The knee is the largest joint in the body and is often the site of pain and injury. The joint is made up of the lower end of the femur (thigh bone) and the upper end of the tibia (shin bone). The patella (kneecap) slides along a groove on the femur, and covers the front of the joint. The meniscus and cartilage cushion the spaces between these bones, and act as shock absorbers during movement.

The quadriceps muscle groups on the front of the upper leg help straighten the leg from a bent position, while the hamstring muscle group, on the back of the upper leg, help to bend the knee.
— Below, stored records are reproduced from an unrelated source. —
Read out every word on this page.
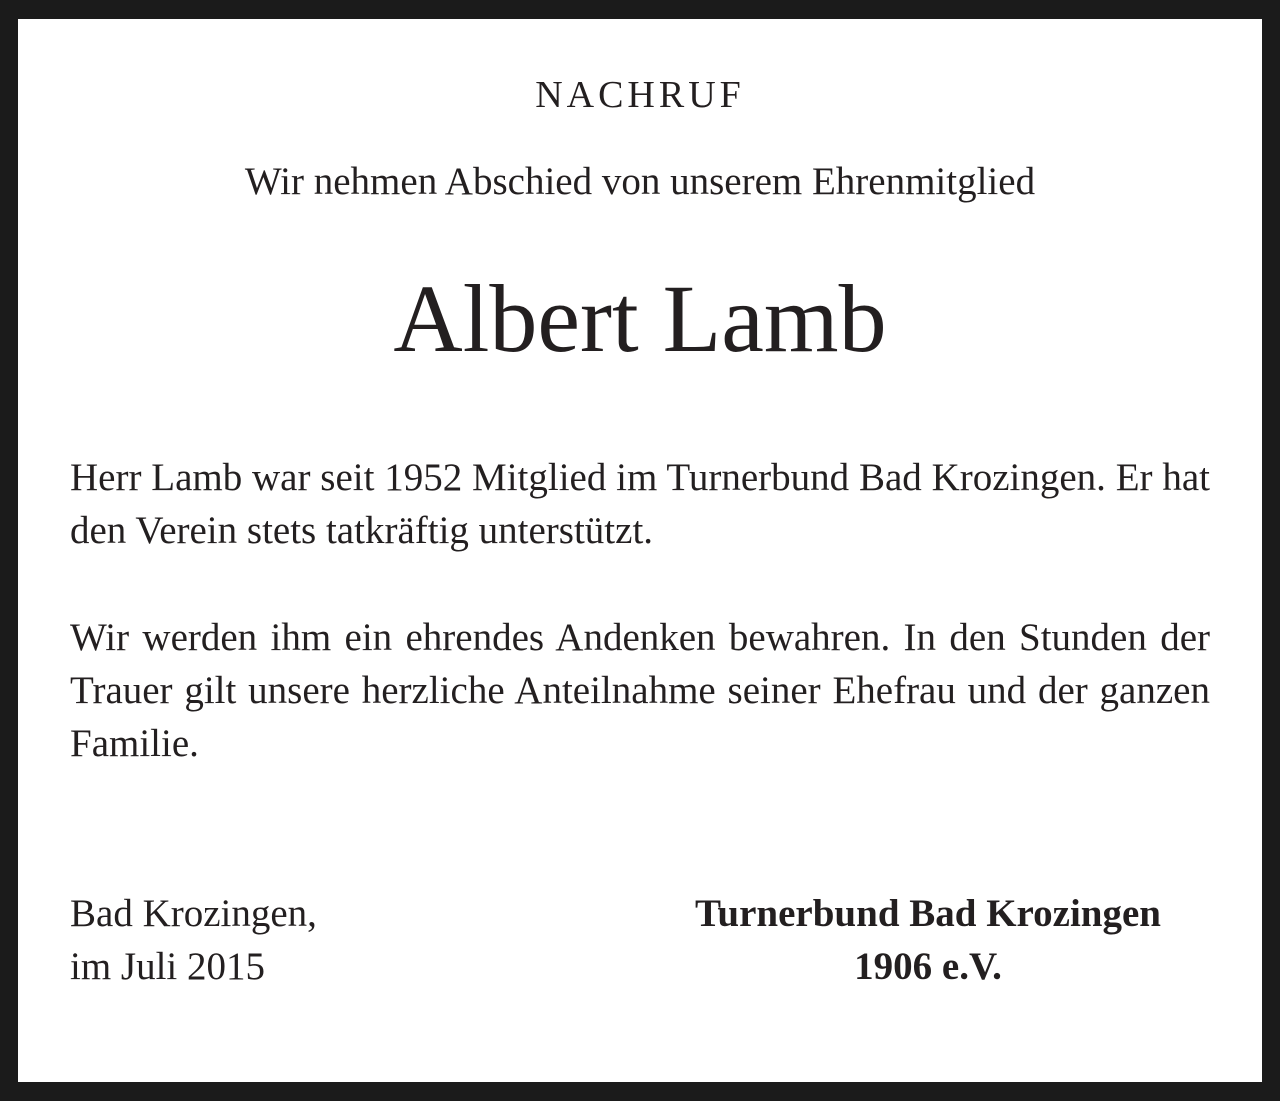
NACHRUF
Wir nehmen Abschied von unserem Ehrenmitglied
Albert Lamb

Herr Lamb war seit 1952 Mitglied im Turnerbund Bad Krozingen. Er hat den Verein stets tatkräftig unterstützt.

Wir werden ihm ein ehrendes Andenken bewahren. In den Stunden der Trauer gilt unsere herzliche Anteilnahme seiner Ehefrau und der ganzen Familie.

Bad Krozingen,
im Juli 2015
Turnerbund Bad Krozingen
1906 e.V.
Several large fibrous bands of tissue, called ligaments, support the knee on both sides. They provide strength and stability to the joint. The four ligaments that connect the femur and tibia are:

    * The medial collateral ligament (MCL) provides stability to the inside of the knee.
    * The lateral collateral ligament (LCL) provides stability to the outside of the knee.
    * The anterior cruciate ligament (ACL), in the center of the knee, limits rotation and the forward movement of the tibia.
    * The posterior cruciate ligament (PCL), also in the center of the knee, limits backward movement of the tibia.

Tendons are tough cords of tissue that connect muscle to bone. In the knee, the quadriceps tendon connects the quadriceps muscle to the patella and helps provide power to extend the leg. The patellar tendon connects the patella to the tibia.